Great White Way is another name for the most famous part of Broadway. You probably know it as Time Square with its always bright lights. 


Do you have a favorite Broadway show? Last year, 14 million people saw a musical in one of Broadway’s 40 theaters. Hamilton, the story about the founding fathers of the United States of America, was the most successful show of all time. 


Musicals, or musical theaters, are a combination of singing, dancing, spoken word, and acting. First performed about 150 years ago, musicals were made to entertain and distract. However, some also drew attention to issues like tolerance, inequality, and political injustice.  


Being selected for the cast of a Broadway show requires a lot of work and many years of hard training.
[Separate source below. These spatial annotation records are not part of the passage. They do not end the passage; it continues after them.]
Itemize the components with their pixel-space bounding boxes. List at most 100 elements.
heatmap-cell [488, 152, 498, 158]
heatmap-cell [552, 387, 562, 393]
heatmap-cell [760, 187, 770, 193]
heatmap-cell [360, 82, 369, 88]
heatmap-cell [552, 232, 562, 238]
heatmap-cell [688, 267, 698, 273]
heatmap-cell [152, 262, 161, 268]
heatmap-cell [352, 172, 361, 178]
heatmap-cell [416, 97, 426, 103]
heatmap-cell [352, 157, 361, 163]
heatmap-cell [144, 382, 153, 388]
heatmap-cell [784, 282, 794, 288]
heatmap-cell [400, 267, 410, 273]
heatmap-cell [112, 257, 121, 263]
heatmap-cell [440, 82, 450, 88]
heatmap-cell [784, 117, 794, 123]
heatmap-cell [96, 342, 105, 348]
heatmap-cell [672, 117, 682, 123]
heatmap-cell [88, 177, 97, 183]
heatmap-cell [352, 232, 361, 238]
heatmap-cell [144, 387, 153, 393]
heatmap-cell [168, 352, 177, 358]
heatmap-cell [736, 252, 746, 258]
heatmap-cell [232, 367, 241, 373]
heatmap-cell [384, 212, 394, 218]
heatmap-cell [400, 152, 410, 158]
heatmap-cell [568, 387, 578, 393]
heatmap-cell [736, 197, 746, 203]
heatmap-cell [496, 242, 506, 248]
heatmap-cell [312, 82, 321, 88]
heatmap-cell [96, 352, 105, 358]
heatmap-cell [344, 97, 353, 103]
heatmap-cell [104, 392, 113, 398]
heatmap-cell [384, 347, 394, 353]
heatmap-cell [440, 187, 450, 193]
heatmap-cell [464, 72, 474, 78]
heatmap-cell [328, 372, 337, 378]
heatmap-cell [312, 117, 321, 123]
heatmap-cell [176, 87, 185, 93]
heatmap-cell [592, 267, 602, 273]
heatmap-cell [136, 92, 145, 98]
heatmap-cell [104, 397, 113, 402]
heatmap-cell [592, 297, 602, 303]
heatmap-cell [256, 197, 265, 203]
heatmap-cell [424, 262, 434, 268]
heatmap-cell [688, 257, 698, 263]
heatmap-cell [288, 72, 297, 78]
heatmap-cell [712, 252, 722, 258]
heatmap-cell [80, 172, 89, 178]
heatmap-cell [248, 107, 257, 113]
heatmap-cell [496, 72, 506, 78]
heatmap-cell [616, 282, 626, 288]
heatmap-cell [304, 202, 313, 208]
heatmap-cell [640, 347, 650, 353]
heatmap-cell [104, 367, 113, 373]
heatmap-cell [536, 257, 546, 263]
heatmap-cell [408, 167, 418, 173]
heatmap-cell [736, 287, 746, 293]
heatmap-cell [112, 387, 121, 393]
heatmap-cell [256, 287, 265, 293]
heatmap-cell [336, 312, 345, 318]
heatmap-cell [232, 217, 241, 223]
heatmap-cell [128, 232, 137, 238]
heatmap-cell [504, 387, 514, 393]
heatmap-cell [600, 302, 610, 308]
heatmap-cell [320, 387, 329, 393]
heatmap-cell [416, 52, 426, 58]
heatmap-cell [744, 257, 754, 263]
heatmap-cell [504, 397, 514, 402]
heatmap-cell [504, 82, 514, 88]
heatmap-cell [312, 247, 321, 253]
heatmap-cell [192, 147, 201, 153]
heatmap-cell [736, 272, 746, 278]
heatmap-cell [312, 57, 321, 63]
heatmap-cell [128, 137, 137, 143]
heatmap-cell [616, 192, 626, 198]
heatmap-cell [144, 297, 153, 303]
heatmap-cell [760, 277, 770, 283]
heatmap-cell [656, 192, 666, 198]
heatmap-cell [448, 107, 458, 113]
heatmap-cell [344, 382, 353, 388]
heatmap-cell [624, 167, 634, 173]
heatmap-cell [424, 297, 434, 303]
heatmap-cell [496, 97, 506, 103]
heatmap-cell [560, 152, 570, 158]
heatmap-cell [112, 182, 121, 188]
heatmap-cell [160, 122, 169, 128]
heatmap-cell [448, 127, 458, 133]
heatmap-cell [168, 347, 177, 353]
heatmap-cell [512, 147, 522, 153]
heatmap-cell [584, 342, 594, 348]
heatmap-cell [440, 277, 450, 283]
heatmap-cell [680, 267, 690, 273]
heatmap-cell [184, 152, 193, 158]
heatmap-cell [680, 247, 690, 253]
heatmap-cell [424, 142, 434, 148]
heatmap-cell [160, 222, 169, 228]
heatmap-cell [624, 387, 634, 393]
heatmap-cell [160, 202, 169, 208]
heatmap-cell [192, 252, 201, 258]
The performers are skilled at dancing, singing, and acting and often have other skills like acrobatics or playing an instrument. The competition for roles is fierce. 


Long before Broadway was the glittering theater world it is today, New York’s native people, the Lenape, used the Wickquasgeck Trail to travel between Upstate NY and the southern tip of Manhattan. When Dutch settlers came to New York, the trail was used to transport furs and shells that the Lenape traded with the Dutch. The Dutch called the trail Breede Weg, which means “broad way” in English. 


In 1625, the Dutch made a deal to buy the island of Manhattan from the Lenape, but the Lenape understood the deal differently. In Native American culture, people can’t own land just as they can’t own sunlight or wind. People can only borrow the land from the next generation to live off of it. Hence, land cannot be sold. What the Dutch thought was the price they paid (as little as it was) for the island, the Lenape thought was a friendship gift for allowing the Dutch to live on the island with them. 


How do you think Manhattan would be different had the Lenape not “sold” their land?